Revenue from jewelry, watches, clocks and valuable gifts grew 27% year on year to HKD 3.2 billion ($410.6 million) in July but was still 42% lower than in the same month of 2019, the municipality’s Census and Statistics Department reported Tuesday. The increase was also gentler than June’s 32% year-on-year growth and was the thinnest rise since January, when Hong Kong was struggling with a fourth coronavirus wave.
“Retail sales continued to increase in July over a year earlier as the local epidemic remained stable and labor market situations improved further, although the growth pace moderated somewhat as compared to the preceding month,” a government spokesperson said.
Sales in all retail categories rose 3% year on year to HKD 27.24 billion ($3.5 billion) but were down 21% from two years earlier.
The closure of borders to reduce the spread of Covid-19 has hit Hong Kong — a key luxury destination for tourists. Although the municipality has reduced its border restrictions, tourism has not yet returned to normal levels.

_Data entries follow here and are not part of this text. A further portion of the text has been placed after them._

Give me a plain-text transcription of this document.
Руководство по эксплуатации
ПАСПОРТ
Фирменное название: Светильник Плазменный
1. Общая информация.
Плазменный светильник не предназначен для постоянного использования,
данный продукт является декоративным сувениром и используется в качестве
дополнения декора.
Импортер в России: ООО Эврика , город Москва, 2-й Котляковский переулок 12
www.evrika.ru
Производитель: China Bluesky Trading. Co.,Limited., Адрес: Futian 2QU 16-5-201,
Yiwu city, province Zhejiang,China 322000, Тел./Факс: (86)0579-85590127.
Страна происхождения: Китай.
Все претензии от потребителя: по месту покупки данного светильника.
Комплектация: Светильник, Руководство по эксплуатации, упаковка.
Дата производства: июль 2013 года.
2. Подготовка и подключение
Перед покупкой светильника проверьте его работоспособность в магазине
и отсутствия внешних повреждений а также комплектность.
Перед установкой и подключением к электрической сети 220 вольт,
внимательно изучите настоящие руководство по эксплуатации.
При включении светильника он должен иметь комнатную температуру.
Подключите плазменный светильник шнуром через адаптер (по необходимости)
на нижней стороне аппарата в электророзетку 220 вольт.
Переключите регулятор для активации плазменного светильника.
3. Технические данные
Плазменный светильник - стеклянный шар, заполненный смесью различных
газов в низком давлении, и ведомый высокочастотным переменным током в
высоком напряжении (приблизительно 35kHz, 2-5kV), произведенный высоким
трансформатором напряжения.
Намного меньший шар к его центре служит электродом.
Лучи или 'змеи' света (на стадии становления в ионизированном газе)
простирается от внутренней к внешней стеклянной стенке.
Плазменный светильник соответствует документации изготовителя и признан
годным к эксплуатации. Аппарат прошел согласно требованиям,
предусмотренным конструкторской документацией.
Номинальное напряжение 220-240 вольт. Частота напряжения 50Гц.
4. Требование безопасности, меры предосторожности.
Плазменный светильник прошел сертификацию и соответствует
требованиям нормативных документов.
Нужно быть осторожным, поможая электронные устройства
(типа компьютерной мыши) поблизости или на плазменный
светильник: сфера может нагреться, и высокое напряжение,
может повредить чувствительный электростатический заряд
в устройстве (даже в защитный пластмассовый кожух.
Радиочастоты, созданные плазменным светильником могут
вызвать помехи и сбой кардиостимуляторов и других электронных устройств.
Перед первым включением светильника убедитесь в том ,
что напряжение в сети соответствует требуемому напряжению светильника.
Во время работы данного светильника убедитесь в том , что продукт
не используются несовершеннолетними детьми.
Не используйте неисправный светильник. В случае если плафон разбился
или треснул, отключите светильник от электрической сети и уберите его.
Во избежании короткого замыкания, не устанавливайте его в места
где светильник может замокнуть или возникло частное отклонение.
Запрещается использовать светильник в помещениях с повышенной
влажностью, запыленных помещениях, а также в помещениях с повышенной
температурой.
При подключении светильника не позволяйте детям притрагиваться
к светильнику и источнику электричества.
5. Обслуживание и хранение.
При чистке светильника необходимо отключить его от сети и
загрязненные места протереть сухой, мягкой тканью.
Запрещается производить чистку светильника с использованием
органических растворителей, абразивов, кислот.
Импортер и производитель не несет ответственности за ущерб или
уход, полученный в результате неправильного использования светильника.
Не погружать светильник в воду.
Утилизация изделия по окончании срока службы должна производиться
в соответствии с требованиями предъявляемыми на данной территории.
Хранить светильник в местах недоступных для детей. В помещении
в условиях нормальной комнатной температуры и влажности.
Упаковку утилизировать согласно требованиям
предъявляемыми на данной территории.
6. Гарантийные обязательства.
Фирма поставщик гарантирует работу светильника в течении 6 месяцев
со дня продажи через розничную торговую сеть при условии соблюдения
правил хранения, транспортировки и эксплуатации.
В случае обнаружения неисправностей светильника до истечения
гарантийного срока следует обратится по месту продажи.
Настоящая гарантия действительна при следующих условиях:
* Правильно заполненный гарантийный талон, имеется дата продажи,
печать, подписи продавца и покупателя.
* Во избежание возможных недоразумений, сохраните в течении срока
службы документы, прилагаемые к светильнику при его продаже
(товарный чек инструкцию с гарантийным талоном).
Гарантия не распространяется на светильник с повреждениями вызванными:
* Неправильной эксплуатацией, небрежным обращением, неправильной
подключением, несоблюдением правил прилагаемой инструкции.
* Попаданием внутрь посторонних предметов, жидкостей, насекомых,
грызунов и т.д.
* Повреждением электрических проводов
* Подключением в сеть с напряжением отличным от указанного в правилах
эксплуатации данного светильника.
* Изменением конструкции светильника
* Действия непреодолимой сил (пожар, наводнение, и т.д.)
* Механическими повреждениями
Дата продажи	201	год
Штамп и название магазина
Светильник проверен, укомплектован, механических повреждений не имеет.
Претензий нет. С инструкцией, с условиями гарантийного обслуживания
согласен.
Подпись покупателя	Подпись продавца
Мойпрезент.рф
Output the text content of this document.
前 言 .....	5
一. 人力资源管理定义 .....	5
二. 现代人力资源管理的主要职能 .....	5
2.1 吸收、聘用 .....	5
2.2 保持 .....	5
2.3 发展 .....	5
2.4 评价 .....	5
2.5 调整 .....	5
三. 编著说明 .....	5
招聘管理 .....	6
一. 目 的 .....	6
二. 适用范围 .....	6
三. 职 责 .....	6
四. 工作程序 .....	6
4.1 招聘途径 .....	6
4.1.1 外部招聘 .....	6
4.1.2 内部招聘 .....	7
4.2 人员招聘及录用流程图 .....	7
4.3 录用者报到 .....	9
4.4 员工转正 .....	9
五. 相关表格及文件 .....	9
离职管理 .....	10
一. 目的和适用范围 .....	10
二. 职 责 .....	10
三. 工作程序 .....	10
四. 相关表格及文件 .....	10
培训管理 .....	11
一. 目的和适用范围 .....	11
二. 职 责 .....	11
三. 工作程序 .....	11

The number of visitors was down 58% year on year in July and plummeted 99% for the first seven months of the year, according to the Hong Kong Tourism Board.
However, the government expects sales to pick up in August amid the launch of a consumption voucher scheme — a program to stimulate spending by offering citizens electronic vouchers worth HKD 5,000 ($644).
“The electronic vouchers that the government began to disburse in August have helped stimulate consumption sentiment and will render support to the retail business in the rest of the year,” the spokesperson explained. “Yet, it is essential for the community to keep the epidemic under control and strive towards more widespread vaccination, so as to strengthen the foundation for continued recovery of the retail sector and the overall economy.”
For the first seven months of 2021, sales of jewelry, watches, clocks and valuable gifts climbed 33% year on year to HKD 21.94 billion ($2.81 billion). Revenue from all retail segments increased 8% to HKD 201.6 billion ($25.87 billion).